Este ano de 1966 coincide com a chegada do então padre Pedro Casaldáliga, missionário católico vindo da Espanha que, por testemunhar os inúmeros crimes cometidos pelos gerentes da Suiá Missú, contra posseiros, contra indígenas e contra o meio-ambiente, encaminhou denúncias à imprensa da época e, desde então, é ameaçado de morte pelos criminosos.

Durante a ECO-92, o latifúndio estava em mãos da Agip Brasil, empresa italiana que, pressionada pelas inúmeras denúncias de ambientalistas, entidades de direitos humanos, estudiosos e movimentos sociais, resolve publicamente devolver aquele território ao Estado brasileiro e à comunidade xavante.

A demarcação da terra indígena Marãiwatsédé teve início em 1992, e o governo Fernando Henrique Cardoso a levou até o final, com sua respectiva homologação e, finalmente, registro como terra da União em 1999. Ocorreu que, inconformados com a devolução da terra aos indígenas, políticos e fazendeiros do Mato Grosso, já em 1992, resolveram planejar uma invasão organizada da terra, levando para lá grandes, médios e pequenos posseiros, sem nenhuma titulação ou com titulação falsa.

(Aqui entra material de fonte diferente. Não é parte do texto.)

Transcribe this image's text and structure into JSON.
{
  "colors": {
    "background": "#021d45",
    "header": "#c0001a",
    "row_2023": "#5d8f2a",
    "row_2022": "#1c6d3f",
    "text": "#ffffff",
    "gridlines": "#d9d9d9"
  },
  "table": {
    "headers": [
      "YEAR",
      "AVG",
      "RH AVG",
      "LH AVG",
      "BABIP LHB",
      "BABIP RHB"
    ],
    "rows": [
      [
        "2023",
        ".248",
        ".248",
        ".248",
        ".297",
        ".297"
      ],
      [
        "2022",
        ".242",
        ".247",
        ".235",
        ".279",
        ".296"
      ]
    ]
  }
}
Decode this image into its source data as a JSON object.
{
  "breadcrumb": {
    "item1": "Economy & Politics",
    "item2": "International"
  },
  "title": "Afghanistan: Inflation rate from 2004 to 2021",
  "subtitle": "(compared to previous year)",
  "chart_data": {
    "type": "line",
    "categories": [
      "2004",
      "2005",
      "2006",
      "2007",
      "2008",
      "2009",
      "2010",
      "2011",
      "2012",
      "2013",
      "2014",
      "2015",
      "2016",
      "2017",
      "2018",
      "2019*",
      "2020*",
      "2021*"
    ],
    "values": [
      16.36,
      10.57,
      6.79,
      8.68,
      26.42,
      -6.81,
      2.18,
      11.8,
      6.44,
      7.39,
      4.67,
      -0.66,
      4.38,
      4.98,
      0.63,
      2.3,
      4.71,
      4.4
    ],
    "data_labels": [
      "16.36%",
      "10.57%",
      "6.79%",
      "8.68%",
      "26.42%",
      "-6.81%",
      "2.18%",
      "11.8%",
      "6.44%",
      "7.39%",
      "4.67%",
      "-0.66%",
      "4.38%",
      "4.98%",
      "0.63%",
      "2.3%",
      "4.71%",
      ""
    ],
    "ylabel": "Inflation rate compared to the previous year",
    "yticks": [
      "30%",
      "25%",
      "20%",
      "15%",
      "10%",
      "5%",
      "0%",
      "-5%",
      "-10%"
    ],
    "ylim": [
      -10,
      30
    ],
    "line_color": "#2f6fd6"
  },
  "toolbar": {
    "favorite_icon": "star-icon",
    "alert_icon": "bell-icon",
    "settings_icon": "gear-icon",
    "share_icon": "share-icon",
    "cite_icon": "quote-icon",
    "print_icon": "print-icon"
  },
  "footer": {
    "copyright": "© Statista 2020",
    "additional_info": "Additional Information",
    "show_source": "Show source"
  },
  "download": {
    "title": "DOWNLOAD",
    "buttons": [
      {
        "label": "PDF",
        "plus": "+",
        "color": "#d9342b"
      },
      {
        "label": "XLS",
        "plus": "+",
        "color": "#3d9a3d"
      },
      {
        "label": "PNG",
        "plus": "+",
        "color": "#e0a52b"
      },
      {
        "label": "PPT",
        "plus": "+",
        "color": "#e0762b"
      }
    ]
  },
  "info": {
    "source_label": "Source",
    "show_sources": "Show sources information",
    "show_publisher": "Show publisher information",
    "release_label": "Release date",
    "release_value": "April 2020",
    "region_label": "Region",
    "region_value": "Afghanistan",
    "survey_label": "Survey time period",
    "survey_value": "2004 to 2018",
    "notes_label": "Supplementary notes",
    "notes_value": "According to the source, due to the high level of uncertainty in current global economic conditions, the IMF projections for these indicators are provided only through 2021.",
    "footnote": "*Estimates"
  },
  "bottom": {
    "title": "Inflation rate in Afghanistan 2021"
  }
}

Ao mesmo tempo que invadiram, os políticos e posseiros judicializaram a questão na busca de impedir o retorno da comunidade indígena, levando a disputa a todas as instâncias do Poder Judiciário. Ocorreu que, depois de sucessivas decisões favoráveis aos indígenas nos tribunais, o Presidente do Supremo Tribunal Federal, Ministro Carlos Ayres Britto, em 17 de outubro de 2003, decidiu pela retirada imediata dos invasores, todos reconhecidos como de má-fé, e pela devolução do território à comunidade xavante.

Foram designados oficiais de Justiça para fazerem as notificações aos posseiros e a sua imediata desintrusão do território, e o Governo Federal foi convocado pelo Poder Judiciário a colaborar com estes, garantindo-lhes apoio logístico a infraestrutura.

O Governo Federai, atendendo à ordem judicial, montou uma base de apoio no município de Alto Boa Vista (MT), com o trabalho específico para esta finalidade logística realizado pelo Exército, e criou uma coordenação do apoio aos oficiais de Justiça, com representantes de diversos ministérios e órgãos públicos como Funai, Sesai, Ibama, Incra, Censipam, Polícia Federal, Polícia Rodoviária Federal e Força Nacional.

[...]

A orientação geral era para que todo o processo fosse conduzido de maneira transparente, pacífica, ordeira, e para que os pequenos posseiros fossem realocados em condições dignas.

A fase de notificação dos posseiros foi realizada sem conflitos, sendo que apenas no final, em Posto da Mata, um grupo de políticos tentou colocar a população contra os oficiais de Justiça e as forças de segurança, chegando a virar um carro da Força Nacional.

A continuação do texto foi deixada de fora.